A cuatro meses de la firma del acuerdo histórico entre el Gobierno, el Defensor del Pueblo y la Conferencia Episcopal, el engranaje de reparación a las víctimas arranca a dos velocidades
Datos clave del balance inicial
450 Solicitudes analizadas por la Unidad de Víctimas desde el inicio del protocolo.
149 Expedientes en trámite activo en fase de evaluación técnica preliminar.
0 Casos recibidos por la Iglesia en la comisión asesora del Plan PRIVA.
1. El laberinto procedimental: por qué la Iglesia aún no interviene
El esperado mecanismo extrajudicial para reconocer y reparar a las víctimas de abusos sexuales en el seno de la Iglesia católica ha echado a andar, pero con una marcada asimetría en sus tiempos. Tras cumplirse cuatro meses desde el acuerdo suscrito entre el Ejecutivo, el Defensor del Pueblo, la Conferencia Episcopal Española (CEE) y la CONFER, la institución que dirige Ángel Gabilondo ha ofrecido su primer balance oficial, revelando un elevado volumen de actividad que contrasta con la inactividad temporal del brazo eclesial.

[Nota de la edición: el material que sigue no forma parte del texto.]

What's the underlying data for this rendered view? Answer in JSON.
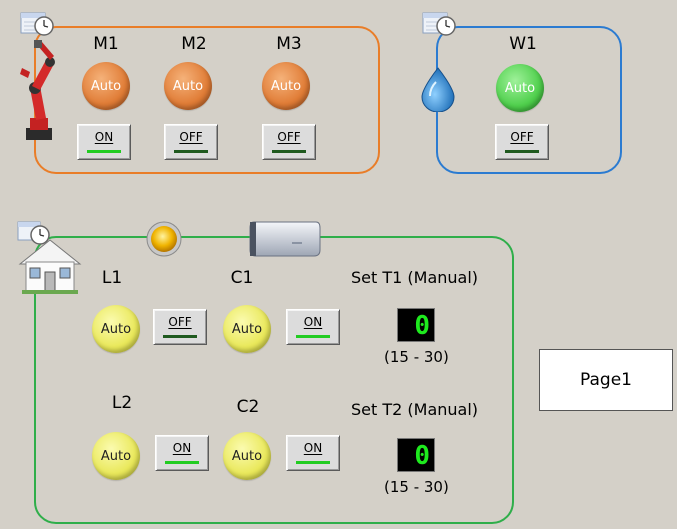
{
  "colors": {
    "motor_border": "#e97d28",
    "water_border": "#2b7bd1",
    "house_border": "#2fae4a"
  },
  "motors": {
    "m1": {
      "title": "M1",
      "mode": "Auto",
      "switch": "ON"
    },
    "m2": {
      "title": "M2",
      "mode": "Auto",
      "switch": "OFF"
    },
    "m3": {
      "title": "M3",
      "mode": "Auto",
      "switch": "OFF"
    }
  },
  "water": {
    "w1": {
      "title": "W1",
      "mode": "Auto",
      "switch": "OFF"
    }
  },
  "house": {
    "l1": {
      "title": "L1",
      "mode": "Auto",
      "switch": "OFF"
    },
    "c1": {
      "title": "C1",
      "mode": "Auto",
      "switch": "ON"
    },
    "l2": {
      "title": "L2",
      "mode": "Auto",
      "switch": "ON"
    },
    "c2": {
      "title": "C2",
      "mode": "Auto",
      "switch": "ON"
    },
    "t1": {
      "label": "Set T1 (Manual)",
      "value": "0",
      "range": "(15 - 30)"
    },
    "t2": {
      "label": "Set T2 (Manual)",
      "value": "0",
      "range": "(15 - 30)"
    }
  },
  "page_button": "Page1",
  "icons": [
    "calendar-clock-icon",
    "robot-arm-icon",
    "water-drop-icon",
    "house-icon",
    "bulb-icon",
    "air-conditioner-icon"
  ]
}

Según los datos de la institución, la Unidad de Víctimas ha analizado un total de 450 solicitudes, de las cuales 149 expedientes continúan en tramitación. Sin embargo, la comisión asesora del Plan PRIVA de la Iglesia no ha recibido aún ninguno de estos expedientes para su estudio.
Esta aparente parálisis no responde a un bloqueo político o eclesial, sino al diseño del propio protocolo: la Unidad de Víctimas (integrada por psicólogos, criminólogos y juristas) debe evaluar individualmente cada caso antes de emitir un dictamen. Solo cuando el Defensor concluya esta primera fase, la documentación será enviada oficialmente a la Iglesia para la apertura del informe preceptivo.
2. ¿Quiénes son las víctimas y por qué acuden al Defensor?
Las 450 solicitudes corresponden a personas que recurren a este canal extrajudicial diseñado para casos donde la vía penal ordinaria está cerrada por prescripción de los delitos o fallecimiento del agresor.
Entre las personas que se han dirigido al Defensor del Pueblo se distinguen dos perfiles principales:
Víctimas que buscan neutralidad: Personas que han preferido no acudir a las oficinas eclesiales y eligen directamente al Defensor del Pueblo al considerarlo un órgano público e independiente.
Revisión de casos anteriores: Afectados que ya habían iniciado un procedimiento canónico previa o paralelamente en el Plan PRIVA, pero que desean que su expediente sea ratificado por el mecanismo estatal.
3. La prueba de fuego: investigación canónica e indemnizaciones
Una vez que la Unidad de Víctimas concluya su evaluación y remita los primeros expedientes a la comisión del Plan PRIVA, la intervención de la Conferencia Episcopal y la CONFER no será un mero trámite de validación.
La Iglesia estará obligada a realizar su propia investigación en los archivos diocesanos y congregacionales para emitir un informe motivado. Aunque este dictamen no es vinculante para el Defensor del Pueblo, resulta fundamental para acordar las medidas de reparación —que van desde indemnizaciones económicas (que en resoluciones anteriores han oscilado entre los 3.000 y los 100.000 euros) hasta gestiones de tipo espiritual o restaurativo—.
En caso de que surjan discrepancias entre el criterio del Defensor y el de la Iglesia, el protocolo prevé la activación de una comisión mixta de arbitraje, si bien la última palabra sobre el reconocimiento de la víctima seguirá recayendo en la institución que dirige Ángel Gabilondo.
Conclusión
El mecanismo de reparación afronta ahora sus semanas más decisivas. Superada la fase de recepción y estudio preliminar, los próximos meses demostrarán la agilidad real del sistema en el momento en que los primeros dictámenes comiencen a llegar de manera oficial a las mesas de los obispos.